Since 2000, Donorschoose.org has raised more than $100 million to fund classroom projects in public schools across the country, reaching more than 6 million students. On its site, teachers post projects like trips to an aquarium or requests for dictionaries, construction paper, even iPads to make classroom lessons come to life. Anyone can go online, pick a project, and donate as little as $5 to the project that interests them most.

CEO and founder Charles Best believes the nonprofit’s success has been fueled by the “pent-up innovation” of teachers and donors. Donorschoose.org, he said, gives teachers an unparalleled platform to develop new and creative solutions to the challenges they confront in their classrooms.  And donors see exactly where their money is going. As with other peer-to-peer philanthropy sites like Kiva or even Kickstarter, they connect to the donation on a personal level, giving to their hometown, their favorite sport, or the class reading their favorite book from 7th grade.

But too much choice can be a problem, Best admitted. In some cases, donors found it too difficult to choose a project, and after looking through three or four web pages, they left without donating. Identifying a passion, said Best, “wasn’t in their muscle memory.” I am not so sure.

In a 2005 TED Talk, Sheena Iyengar talks about choice in “The Art of Choosing,” in which she shows that unlimited choice can be more attractive in theory than in practice.  In her well known jam study, she demonstrated that when we have too many choices, in her case 24 flavours of jam, we are less likely to make a decision.

Donorschoose.org, which lists 25,000 projects at any given time, can give donors choice fatigue—and Best knows this.  That is why Donorschoose.org now uses a logarithm that ranks projects according to their need, calculated by the school’s poverty level, and their likelihood of being fully funded. By narrowing down the choices, the logorithm helps donors decide on which projects to fund.

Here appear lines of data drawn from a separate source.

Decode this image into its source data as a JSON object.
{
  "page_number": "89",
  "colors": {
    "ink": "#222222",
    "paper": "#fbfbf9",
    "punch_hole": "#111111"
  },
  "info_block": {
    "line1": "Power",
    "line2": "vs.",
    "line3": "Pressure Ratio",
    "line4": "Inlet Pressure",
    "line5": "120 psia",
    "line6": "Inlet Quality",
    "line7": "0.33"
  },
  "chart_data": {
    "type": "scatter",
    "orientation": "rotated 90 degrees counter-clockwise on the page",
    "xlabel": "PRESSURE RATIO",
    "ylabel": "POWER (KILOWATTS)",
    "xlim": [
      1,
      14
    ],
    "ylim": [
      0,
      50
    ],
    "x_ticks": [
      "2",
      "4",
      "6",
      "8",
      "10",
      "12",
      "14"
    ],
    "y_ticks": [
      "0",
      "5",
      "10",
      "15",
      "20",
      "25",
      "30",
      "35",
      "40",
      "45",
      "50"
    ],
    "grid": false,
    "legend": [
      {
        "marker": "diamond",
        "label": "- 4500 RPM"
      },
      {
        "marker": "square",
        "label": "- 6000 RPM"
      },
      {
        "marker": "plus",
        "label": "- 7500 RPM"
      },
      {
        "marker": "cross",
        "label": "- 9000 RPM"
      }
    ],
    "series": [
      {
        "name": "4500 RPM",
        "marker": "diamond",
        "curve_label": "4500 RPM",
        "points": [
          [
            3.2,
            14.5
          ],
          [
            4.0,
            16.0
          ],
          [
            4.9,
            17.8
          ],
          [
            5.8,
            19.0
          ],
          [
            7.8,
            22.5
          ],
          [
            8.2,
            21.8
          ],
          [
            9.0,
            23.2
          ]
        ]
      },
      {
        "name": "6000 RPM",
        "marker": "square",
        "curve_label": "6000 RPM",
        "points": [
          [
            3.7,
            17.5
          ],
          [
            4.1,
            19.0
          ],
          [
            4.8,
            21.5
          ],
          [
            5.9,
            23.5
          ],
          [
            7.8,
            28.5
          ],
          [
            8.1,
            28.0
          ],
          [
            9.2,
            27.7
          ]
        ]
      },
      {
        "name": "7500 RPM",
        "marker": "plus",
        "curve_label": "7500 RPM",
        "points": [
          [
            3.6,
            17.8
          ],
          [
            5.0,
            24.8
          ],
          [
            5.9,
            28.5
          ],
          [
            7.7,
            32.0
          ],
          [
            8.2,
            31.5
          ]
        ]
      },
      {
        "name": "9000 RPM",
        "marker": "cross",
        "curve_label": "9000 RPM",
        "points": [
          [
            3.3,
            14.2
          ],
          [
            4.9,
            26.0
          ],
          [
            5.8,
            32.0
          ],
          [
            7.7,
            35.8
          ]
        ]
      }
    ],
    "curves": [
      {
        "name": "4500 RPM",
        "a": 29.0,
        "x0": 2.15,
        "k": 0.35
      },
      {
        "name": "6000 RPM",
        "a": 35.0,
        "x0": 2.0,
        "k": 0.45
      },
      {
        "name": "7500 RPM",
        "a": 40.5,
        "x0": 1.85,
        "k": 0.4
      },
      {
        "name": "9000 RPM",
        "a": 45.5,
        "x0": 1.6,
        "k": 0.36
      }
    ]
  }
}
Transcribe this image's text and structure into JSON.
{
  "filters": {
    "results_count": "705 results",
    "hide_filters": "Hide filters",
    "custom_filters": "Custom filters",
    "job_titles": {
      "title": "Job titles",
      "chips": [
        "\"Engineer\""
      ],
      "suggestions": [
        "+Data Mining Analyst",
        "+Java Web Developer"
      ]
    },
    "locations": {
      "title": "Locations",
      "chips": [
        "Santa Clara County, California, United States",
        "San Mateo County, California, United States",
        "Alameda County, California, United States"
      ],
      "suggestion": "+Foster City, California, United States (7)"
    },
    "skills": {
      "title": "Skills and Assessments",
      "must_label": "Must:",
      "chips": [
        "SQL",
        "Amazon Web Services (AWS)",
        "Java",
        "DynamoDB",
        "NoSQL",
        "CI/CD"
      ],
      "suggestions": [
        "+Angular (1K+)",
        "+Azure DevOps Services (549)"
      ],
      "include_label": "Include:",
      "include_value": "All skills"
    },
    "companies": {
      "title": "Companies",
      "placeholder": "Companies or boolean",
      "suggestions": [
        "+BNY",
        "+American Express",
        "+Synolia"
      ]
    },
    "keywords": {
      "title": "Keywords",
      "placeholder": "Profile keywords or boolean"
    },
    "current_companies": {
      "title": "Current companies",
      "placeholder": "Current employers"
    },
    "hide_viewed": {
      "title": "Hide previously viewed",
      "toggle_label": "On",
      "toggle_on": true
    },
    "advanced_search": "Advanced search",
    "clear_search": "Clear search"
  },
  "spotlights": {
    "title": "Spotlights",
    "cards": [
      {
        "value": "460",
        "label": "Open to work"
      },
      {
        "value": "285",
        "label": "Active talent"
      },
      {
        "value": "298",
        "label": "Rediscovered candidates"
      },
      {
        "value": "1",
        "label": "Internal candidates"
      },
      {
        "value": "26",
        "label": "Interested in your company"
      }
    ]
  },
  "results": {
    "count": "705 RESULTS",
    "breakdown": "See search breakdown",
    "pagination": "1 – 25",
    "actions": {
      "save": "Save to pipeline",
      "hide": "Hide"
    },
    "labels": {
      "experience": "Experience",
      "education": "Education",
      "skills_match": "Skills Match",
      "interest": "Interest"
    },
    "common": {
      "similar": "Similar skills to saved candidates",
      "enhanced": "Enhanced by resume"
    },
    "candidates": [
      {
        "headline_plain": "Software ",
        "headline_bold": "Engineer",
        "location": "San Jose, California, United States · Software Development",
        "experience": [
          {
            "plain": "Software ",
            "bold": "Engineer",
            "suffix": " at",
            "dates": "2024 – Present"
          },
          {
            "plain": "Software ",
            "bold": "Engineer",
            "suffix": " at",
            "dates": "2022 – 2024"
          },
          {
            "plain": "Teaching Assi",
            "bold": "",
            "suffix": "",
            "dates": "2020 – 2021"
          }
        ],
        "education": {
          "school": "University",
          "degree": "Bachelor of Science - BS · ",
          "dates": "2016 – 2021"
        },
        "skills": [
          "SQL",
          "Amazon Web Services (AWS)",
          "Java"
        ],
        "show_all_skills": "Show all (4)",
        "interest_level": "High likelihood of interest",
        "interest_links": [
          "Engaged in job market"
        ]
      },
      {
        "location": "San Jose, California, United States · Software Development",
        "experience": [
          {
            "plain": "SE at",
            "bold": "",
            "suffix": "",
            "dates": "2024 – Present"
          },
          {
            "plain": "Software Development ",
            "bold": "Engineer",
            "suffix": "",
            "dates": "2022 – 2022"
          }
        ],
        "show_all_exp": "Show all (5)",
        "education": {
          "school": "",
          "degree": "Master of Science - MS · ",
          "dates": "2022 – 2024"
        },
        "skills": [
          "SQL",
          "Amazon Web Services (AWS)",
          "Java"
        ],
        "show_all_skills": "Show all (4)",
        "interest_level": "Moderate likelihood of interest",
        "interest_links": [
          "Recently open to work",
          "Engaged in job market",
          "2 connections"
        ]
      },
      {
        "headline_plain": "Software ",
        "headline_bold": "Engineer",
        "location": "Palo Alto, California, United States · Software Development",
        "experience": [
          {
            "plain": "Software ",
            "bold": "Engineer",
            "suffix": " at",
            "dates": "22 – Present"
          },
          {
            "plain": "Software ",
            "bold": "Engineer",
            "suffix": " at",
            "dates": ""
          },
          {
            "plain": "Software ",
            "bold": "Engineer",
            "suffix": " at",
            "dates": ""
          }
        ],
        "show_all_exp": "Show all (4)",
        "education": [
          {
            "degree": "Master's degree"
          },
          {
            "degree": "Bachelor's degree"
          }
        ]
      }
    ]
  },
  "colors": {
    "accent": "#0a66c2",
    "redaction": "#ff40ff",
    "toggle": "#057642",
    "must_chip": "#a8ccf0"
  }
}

I had my doubts about this logarithm. Shouldn’t Best himself bring his experience and knowledge to bear on this ranking process? After all, his ten years as CEO (and five years as a public school teacher in the Bronx) must have given him some expert perspective on which projects work best and benefit the most number of students, and so ought to be funded.  Shouldn’t he use his expertise to guide donors, ensuring that they make the best choice, and not leave it entirely up to a logarithm?

Best says no. While Best admitted that the peer-to-peer giving doesn’t work for all charitable causes—indeed relief and aid organizations must depend on trained professionals to assess and respond to disasters, for example—he believes that most donors are well capable of identifying exciting classroom projects on their own. After all, we were once students, too, and know a good lesson when we seen one.

He also believes there’s “wisdom in the aggregate.”  The data on projects, which Donorschoose.org has inadvertently amassed, gives powerful insight into the needs teachers face on the front lines. For example, more and more math teachers are posting requests for cooking equipment to illustrate the value of fractions, and English teachers are asking for basic projectors so they can project book pages onto the screen and trace along with their fingers (something that high-tech interactive whiteboards can’t do).

The ability to mine the data on project requests could have far-reaching implications in shaping education reform. Originally intended to support grass-roots action, Donorschoose.org now has the opportunity to find new solutions and help integrate those that work best into the education system. Its data has the potential to inform important choices made at the policy level.

Charity Hanley spent the last eight years advising businesses in the United Kingdom on corporate responsibility.